24/04/2021 15:40 par PacoB

Attention, un Castex peut en cacher un autre.

Michel Castex a dirigé, depuis Bucarest, l’équipe de journalistes de l’Agence France-Presse chargée de couvrir la "révolution roumaine". De retour en France il publie début 1990, Un mensonge gros comme le siècle : Roumanie, histoire d’une manipulation.

Dans l’introduction, intitulée Adieu Cendrillon, il rappelle l’image qu’ils avaient lui et ses confrères de la Roumanie. Une maison peuplée de morts, un maitre dément et une marâtre carabosse. Il ponctue le rappel de son état d’esprit par cette phrase : "Et quand je suis parti pour le pays de l’ogre, à la veille de ce Noël du bicentenaire de notre Révolution, pour en couvrir une autre, j’étais moi aussi une proie offerte aux maitres de l’intox."

La première partie du livre énumère les mensonges diffusés.
Vous avez dit : « Génocide » ? Voilà comment s’appelle le deuxième chapitre.

En trente ans, rien n’a changé. La même mise en condition. Un flot ininterrompu d’images négatives (vraies ou fausses) du "régime" chinois pour bien ouvrir le ciboulot et fabriquer des proies offertes aux maitres de l’intox. Et ensuite un "génocide" pour faire lien avec le nazisme et son épouvantable Shoah, ou pour tenter ici de transformer le Xinjiang en nouvel Afghanistan.

Pour illustrer le flot de fausses images négatives, prenons le cas d’une énorme fake news diffusée entre-autre par le journal "Le Monde". Je dis énorme au sens où elle ne tient absolument pas debout.

Lors de publication d’une interview "censurée" de la femme médecin qui avait informé le lanceur d’alerte Li Wenliang, le journal Le Monde pour souligner le caractère implacable de la censure chinoise à faire disparaitre d’internet la dite interview, écrivait :
« Des copies photos du texte de Ren Wu, ainsi que des traductions automatiques dans toutes sortes de langages codés ou parfois ésotériques difficilement détectables par les outils électroniques de la censure, comme le braille, ou les hiéroglyphes égyptiens, se sont alors mises à circuler sur WeChat, la messagerie chinoise. »

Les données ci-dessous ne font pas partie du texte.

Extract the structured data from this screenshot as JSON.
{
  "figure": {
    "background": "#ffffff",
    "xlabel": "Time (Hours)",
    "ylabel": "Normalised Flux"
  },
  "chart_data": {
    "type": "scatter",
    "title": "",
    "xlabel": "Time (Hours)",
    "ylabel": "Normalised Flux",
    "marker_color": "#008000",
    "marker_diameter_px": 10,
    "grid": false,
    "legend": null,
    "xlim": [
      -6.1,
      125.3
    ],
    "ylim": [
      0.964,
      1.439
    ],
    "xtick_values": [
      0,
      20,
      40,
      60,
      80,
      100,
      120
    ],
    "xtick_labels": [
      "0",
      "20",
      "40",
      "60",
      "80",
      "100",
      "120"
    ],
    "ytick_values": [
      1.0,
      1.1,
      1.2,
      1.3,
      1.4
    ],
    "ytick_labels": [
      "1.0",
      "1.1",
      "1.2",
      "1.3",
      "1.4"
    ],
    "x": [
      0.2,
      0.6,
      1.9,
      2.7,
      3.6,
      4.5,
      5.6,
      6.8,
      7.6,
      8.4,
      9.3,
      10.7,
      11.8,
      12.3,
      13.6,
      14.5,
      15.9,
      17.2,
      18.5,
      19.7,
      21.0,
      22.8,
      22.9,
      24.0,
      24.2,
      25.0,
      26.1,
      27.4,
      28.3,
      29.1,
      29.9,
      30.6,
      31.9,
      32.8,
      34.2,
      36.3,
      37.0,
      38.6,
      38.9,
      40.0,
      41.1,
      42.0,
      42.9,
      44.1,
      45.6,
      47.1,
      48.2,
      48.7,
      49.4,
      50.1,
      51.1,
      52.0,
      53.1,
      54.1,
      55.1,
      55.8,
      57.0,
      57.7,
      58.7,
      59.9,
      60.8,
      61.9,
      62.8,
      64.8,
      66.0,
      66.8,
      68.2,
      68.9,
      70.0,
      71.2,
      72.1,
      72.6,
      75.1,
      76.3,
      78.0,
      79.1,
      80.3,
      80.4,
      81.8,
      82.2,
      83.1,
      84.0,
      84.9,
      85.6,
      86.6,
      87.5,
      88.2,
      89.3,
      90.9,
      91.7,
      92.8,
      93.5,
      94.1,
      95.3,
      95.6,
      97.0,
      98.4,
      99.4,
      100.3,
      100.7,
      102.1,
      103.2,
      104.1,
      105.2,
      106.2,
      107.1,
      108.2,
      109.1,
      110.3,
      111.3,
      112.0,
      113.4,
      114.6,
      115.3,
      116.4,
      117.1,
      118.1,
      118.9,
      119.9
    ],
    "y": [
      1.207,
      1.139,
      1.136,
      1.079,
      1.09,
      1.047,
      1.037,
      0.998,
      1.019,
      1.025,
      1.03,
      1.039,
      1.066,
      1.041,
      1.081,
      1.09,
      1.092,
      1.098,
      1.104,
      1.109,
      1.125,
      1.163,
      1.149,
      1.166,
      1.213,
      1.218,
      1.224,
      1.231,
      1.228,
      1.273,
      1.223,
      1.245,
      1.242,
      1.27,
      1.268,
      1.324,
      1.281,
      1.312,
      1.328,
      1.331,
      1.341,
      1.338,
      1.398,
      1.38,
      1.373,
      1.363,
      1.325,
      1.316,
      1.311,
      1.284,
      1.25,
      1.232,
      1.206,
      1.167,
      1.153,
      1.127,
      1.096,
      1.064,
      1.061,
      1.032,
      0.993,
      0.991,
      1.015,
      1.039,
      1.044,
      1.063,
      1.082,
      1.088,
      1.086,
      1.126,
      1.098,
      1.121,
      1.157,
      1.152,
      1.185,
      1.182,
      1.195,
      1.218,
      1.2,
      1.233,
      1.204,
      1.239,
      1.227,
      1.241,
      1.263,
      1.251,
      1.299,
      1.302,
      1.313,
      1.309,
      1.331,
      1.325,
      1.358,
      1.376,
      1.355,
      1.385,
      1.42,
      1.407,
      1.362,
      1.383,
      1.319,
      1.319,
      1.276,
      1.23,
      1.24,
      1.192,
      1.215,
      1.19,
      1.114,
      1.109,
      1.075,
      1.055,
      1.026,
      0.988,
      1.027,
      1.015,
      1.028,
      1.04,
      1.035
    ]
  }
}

Chers "journalistes" de la circulation circulaire des médias tel "Le Monde", si vous trouvez un moyen informatique qui permette de faire une traduction même vaguement approximative du chinois vers les hiéroglyphes égyptiens et retour vers le chinois, merci de nous le faire connaitre.
Ne parlez pas du logiciel Fabricius de Google, outre qu’il soit sorti 4 mois après vos articles, et malgré toute l’intelligence artificielle qu’il contient, il est encore à des années lumières de votre fake news. Plus incroyable encore, une simple recherche "Ai Fen Ren Wu 艾芬 人物" sur weibo.com donnait accès, lors de la diffusion de la fake news, à une version parfaitement lisible du texte de Ren Wu. Et c’est toujours le cas début 2021. Quand un "régime" n’arrive pas à bloquer les requêtes "Ai Fen Ren Wu". Peut-on encore parler de censure ?

Quand allez-vous arrêter de déverser dans nos têtes, ce genre de bouillie pour chats, tout juste bonne à faire de nous des proies offertes aux maitres de l’intox, aux Adrian Zenz, Mike Pompeo ou Joe Biden.

Rappelons Michel Castex : "nous l’avons couverte dans le noir, et nous n’avons pressenti qu’après, en actionnant l’interrupteur de la raison critique". Quand allez-vous rallumer les Lumières ? Espèrons qu’une partie d’entre-vous, propage ces fake news toutes lumières éteintes. Il est grand temps d’ouvrir les yeux. Winter is coming.

Un gilet jaune inconnu.

24/04/2021 20:09 par laurent Emor

Avez vous trouvé un traducteur pour l’article de PS ? Sinon je vous le traduit pour lundi.